Visual inspection presented in
Figure 9 and
Figure 10 show that NBSI-MS could reject the water and HS-V surfaces correctly, while NDSI, NDSII, S3, and SWI failed to suppress them. NDSI, NDSII, S3, and SWI performed better in the France–Italy region; however, they exhibit poor performance in the Greenland region in the presence of a large water surface.

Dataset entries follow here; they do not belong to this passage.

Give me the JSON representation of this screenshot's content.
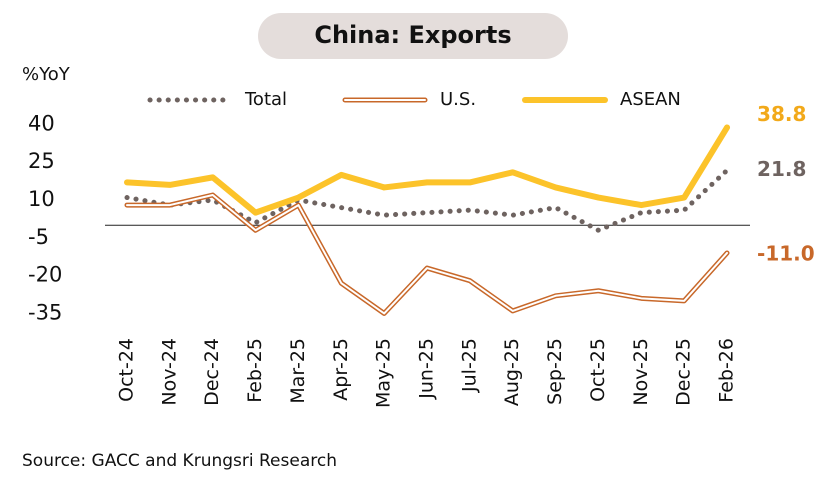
{
  "chart_data": {
    "type": "line",
    "title": "China: Exports",
    "y_label": "%YoY",
    "source": "Source: GACC and Krungsri Research",
    "categories": [
      "Oct-24",
      "Nov-24",
      "Dec-24",
      "Feb-25",
      "Mar-25",
      "Apr-25",
      "May-25",
      "Jun-25",
      "Jul-25",
      "Aug-25",
      "Sep-25",
      "Oct-25",
      "Nov-25",
      "Dec-25",
      "Feb-26"
    ],
    "ylim": [
      -38,
      42
    ],
    "yticks": [
      40,
      25,
      10,
      -5,
      -20,
      -35
    ],
    "series": [
      {
        "name": "Total",
        "color": "#6e6360",
        "style": "dotted",
        "values": [
          11,
          8,
          10,
          1,
          10,
          7,
          4,
          5,
          6,
          4,
          7,
          -2,
          5,
          6,
          21.8
        ],
        "value_labels": [
          null,
          null,
          null,
          null,
          null,
          null,
          null,
          null,
          null,
          null,
          null,
          null,
          null,
          null,
          "21.8"
        ]
      },
      {
        "name": "U.S.",
        "color": "#c8682a",
        "style": "double",
        "values": [
          8,
          8,
          12,
          -2,
          8,
          -23,
          -35,
          -17,
          -22,
          -34,
          -28,
          -26,
          -29,
          -30,
          -11
        ],
        "value_labels": [
          null,
          null,
          null,
          null,
          null,
          null,
          null,
          null,
          null,
          null,
          null,
          null,
          null,
          null,
          "-11.0"
        ]
      },
      {
        "name": "ASEAN",
        "color": "#fcc32a",
        "style": "solid",
        "values": [
          17,
          16,
          19,
          5,
          11,
          20,
          15,
          17,
          17,
          21,
          15,
          11,
          8,
          11,
          38.8
        ],
        "value_labels": [
          null,
          null,
          null,
          null,
          null,
          null,
          null,
          null,
          null,
          null,
          null,
          null,
          null,
          null,
          "38.8"
        ]
      }
    ]
  }
}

Precision assessment results of
Table 9 show that the SCIs reached a high PA, which means high precision for extracting the snow-pixels. However, in the Greenland region using Landsat data, the NDSI, NDSII, S3, and SWI methods showed a low UA, which means the misclassification of non-snow pixels. Whereas, the proposed NBSI-MS method had the highest OA and Kappa in the range of [0.99, 1] in the Greenland and France–Italy regions, demonstrating higher precision over the NDSI, NDSII, S3, and SWI methods.
As shown in
Figure 4, pre-processing steps must be taken into account to obtain high-quality NBSI-MS maps since the algorithm demonstrated greater sensitivity to atmospheric conditions than the compared indices.
In summary, the very good agreement between the qualitative and quantitative results confirmed the performance superiority of the proposed NBSI-MS method for removing water and shadow pixels over the NDSI, NDSII, S3, and SWI methods. The NBSI-MS values confirmed the high selectivity of the index and its ability to discriminate between snow and background, providing high-quality delineation of snow/ice cover on non-binary maps of Landsat and Sentinel-2A data.